The authority was awarded £11.38 million by Broadband Delivery UK, the Government project for broadband, at the end of February – but it can only access the money if it can match the same amount again.

The council has been working with pressure group the Shropshire and Marches Campaign for Better Broadband to raise the cash to improve speeds.

There were hopes that a slice of a £75 million government Growth Fund, due to be invested in the Marches region, could be used to help, but now the authority has been told this money cannot be used this year.

Patrick Cosgrove, spokesman for the campaign group, said it was another blow in the effort to unlock the £11.38m Broadband Delivery UK money, and other avenues would have to be explored.
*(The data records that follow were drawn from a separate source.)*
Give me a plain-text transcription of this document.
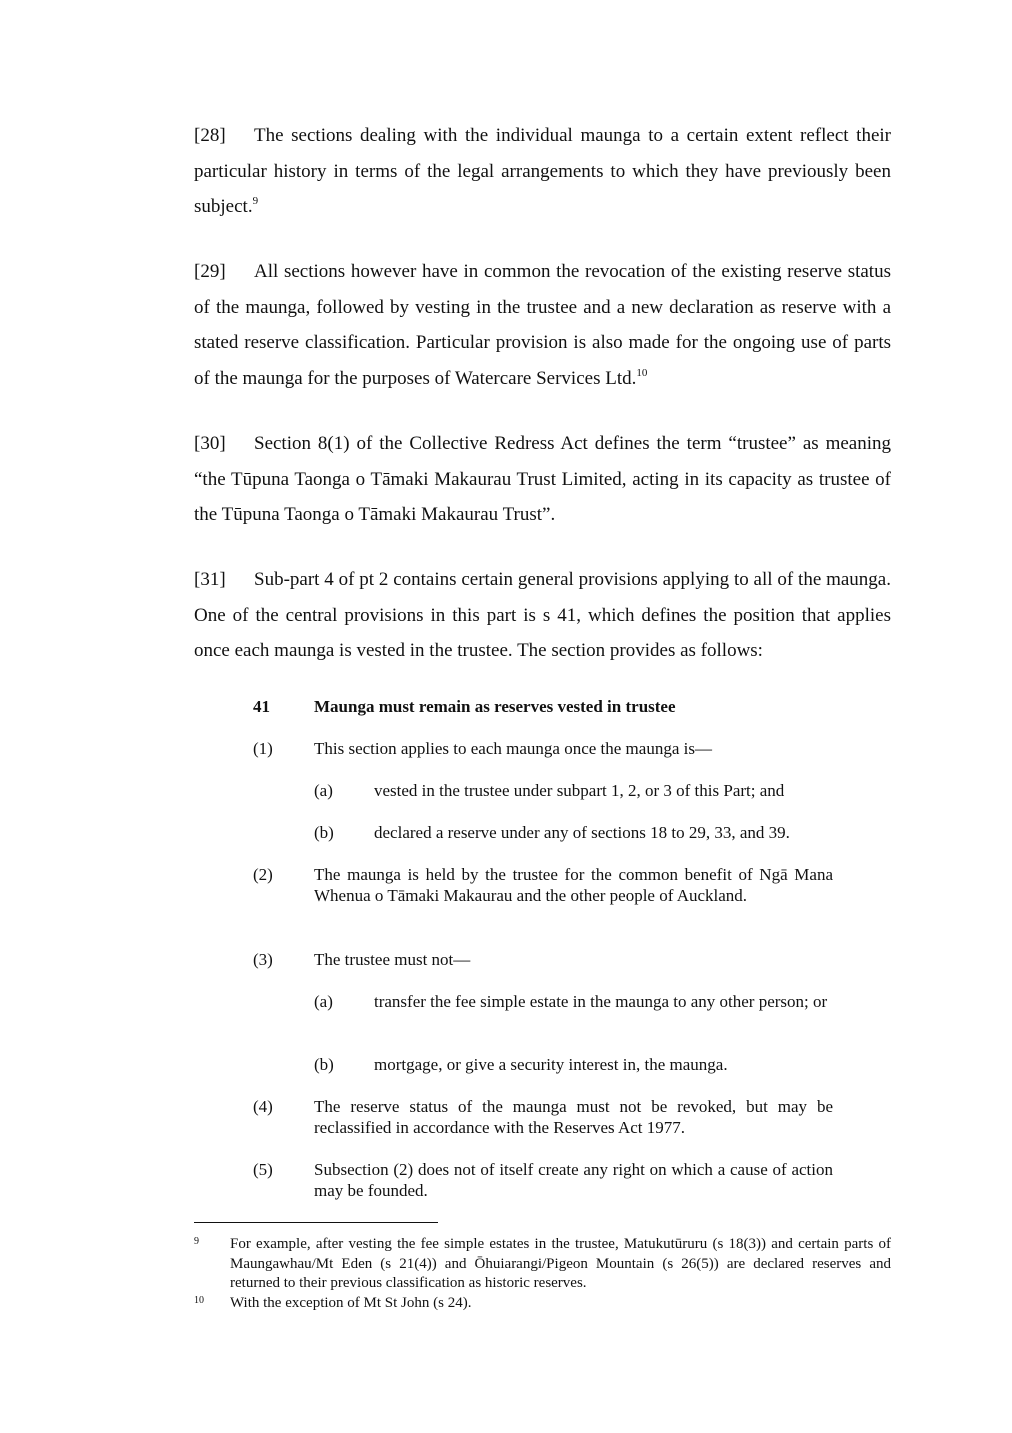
[28] The sections dealing with the individual maunga to a certain extent reflect their particular history in terms of the legal arrangements to which they have previously been subject.$^9$
[29] All sections however have in common the revocation of the existing reserve status of the maunga, followed by vesting in the trustee and a new declaration as reserve with a stated reserve classification. Particular provision is also made for the ongoing use of parts of the maunga for the purposes of Watercare Services Ltd.$^{10}$
[30] Section 8(1) of the Collective Redress Act defines the term “trustee” as meaning “the Tūpuna Taonga o Tāmaki Makaurau Trust Limited, acting in its capacity as trustee of the Tūpuna Taonga o Tāmaki Makaurau Trust”.
[31] Sub-part 4 of pt 2 contains certain general provisions applying to all of the maunga. One of the central provisions in this part is s 41, which defines the position that applies once each maunga is vested in the trustee. The section provides as follows:
41	Maunga must remain as reserves vested in trustee
(1) This section applies to each maunga once the maunga is—
(a) vested in the trustee under subpart 1, 2, or 3 of this Part; and
(b) declared a reserve under any of sections 18 to 29, 33, and 39.
(2) The maunga is held by the trustee for the common benefit of Ngā Mana Whenua o Tāmaki Makaurau and the other people of Auckland.
(3) The trustee must not—
(a) transfer the fee simple estate in the maunga to any other person; or
(b) mortgage, or give a security interest in, the maunga.
(4) The reserve status of the maunga must not be revoked, but may be reclassified in accordance with the Reserves Act 1977.
(5) Subsection (2) does not of itself create any right on which a cause of action may be founded.
9 For example, after vesting the fee simple estates in the trustee, Matukutūruru (s 18(3)) and certain parts of Maungawhau/Mt Eden (s 21(4)) and Ōhuiarangi/Pigeon Mountain (s 26(5)) are declared reserves and returned to their previous classification as historic reserves.
10 With the exception of Mt St John (s 24).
He said: "Despite it being permitted in other parts of the country, the long-awaited Growth Fund allocation for Shropshire seems unable to deliver any money that can be used for matching the £11.38m BDUK grant this year."

He said £7.5 million – 10 per cent of the full £75 million Growth Fund – was supposed to be for broadband in the region, but Shropshire Council and the Marches Local Enterprise Partnership had been told by the government's Department for Communities and Local Government that none of it could be used this year for putting broadband networks in place.
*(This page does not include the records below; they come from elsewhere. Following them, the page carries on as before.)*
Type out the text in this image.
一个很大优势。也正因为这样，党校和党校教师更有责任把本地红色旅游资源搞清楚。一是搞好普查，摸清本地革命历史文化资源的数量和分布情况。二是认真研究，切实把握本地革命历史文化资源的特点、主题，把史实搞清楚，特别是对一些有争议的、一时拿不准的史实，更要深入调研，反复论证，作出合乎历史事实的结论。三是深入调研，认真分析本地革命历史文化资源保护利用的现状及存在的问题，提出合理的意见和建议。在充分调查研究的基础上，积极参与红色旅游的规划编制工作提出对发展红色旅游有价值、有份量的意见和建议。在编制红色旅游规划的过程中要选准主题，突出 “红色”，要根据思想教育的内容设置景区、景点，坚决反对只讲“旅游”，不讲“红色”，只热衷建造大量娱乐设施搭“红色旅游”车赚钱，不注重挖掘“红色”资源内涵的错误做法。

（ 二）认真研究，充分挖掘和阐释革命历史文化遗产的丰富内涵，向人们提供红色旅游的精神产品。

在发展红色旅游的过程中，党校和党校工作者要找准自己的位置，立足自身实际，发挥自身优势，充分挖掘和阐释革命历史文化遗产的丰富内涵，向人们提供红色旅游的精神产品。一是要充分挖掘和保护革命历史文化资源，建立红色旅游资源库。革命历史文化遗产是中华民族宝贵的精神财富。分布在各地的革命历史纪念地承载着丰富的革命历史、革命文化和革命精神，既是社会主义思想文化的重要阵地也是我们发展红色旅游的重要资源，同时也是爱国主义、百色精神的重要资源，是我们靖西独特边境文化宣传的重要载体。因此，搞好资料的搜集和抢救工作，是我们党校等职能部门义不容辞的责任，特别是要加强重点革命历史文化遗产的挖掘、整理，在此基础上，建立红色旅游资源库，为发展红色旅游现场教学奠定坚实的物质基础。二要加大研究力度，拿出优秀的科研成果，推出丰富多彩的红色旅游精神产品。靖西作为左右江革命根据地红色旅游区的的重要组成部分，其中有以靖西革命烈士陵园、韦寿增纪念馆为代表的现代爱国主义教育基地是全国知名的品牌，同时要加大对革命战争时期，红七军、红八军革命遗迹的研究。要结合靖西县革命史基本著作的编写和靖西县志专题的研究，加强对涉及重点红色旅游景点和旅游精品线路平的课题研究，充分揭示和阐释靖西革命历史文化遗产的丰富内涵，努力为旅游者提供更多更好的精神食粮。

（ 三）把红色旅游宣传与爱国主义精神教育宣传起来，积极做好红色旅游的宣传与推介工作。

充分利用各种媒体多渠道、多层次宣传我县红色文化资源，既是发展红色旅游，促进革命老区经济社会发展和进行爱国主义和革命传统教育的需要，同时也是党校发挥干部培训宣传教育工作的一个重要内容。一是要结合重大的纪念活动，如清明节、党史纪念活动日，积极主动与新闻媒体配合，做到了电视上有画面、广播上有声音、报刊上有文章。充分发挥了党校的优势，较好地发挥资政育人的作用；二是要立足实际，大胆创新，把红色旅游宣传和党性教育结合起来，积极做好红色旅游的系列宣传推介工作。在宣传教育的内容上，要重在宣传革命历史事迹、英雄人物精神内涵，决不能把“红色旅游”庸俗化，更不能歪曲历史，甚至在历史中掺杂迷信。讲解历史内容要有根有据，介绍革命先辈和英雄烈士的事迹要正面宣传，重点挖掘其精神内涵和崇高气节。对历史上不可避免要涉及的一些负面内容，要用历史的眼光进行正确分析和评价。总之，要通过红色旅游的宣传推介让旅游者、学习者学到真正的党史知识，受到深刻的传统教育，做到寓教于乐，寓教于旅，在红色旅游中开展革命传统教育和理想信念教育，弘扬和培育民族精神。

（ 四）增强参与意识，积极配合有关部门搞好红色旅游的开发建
Callum McLagan, of for Shrophire Council's Connecting Shropshire programme, said: "We are still in discussions with both the LEP and those in Westminster about securing funding."

Telford & Wrekin and Herefordshire councils were also hoping to use some of the £7.5m from the Local Growth Fund this year for their own broadband projects.

Telford & Wrekin's cabinet this week approved plans to apply for £2 million from the Government's Broadband Delivery UK fund.

It wants to bring broadband of 24 megabits per second to 96 per cent of homes, which will ensure that users of the internet will be able to download films and access the internet at an instant.

If the application is successful, the broadband could roll-out across the borough as early as spring 2015. Telford & Wrekin Council will need to match fund the sum and said it has already made £1.4 million available. The total costs of delivering the scheme are estimated to be £200,000 so the council's total contribution if successful would be £2.2m.

The council will submit a bid for the balance of funding to the Marches Local Enterprise Partnership, although a decision is not expected for several months.

If the bid is unsuccessful, the council will either ask for the amount it is able to match fund or borrow the remaining £800,000. Cabinet moved to approve that borrowing if it is needed.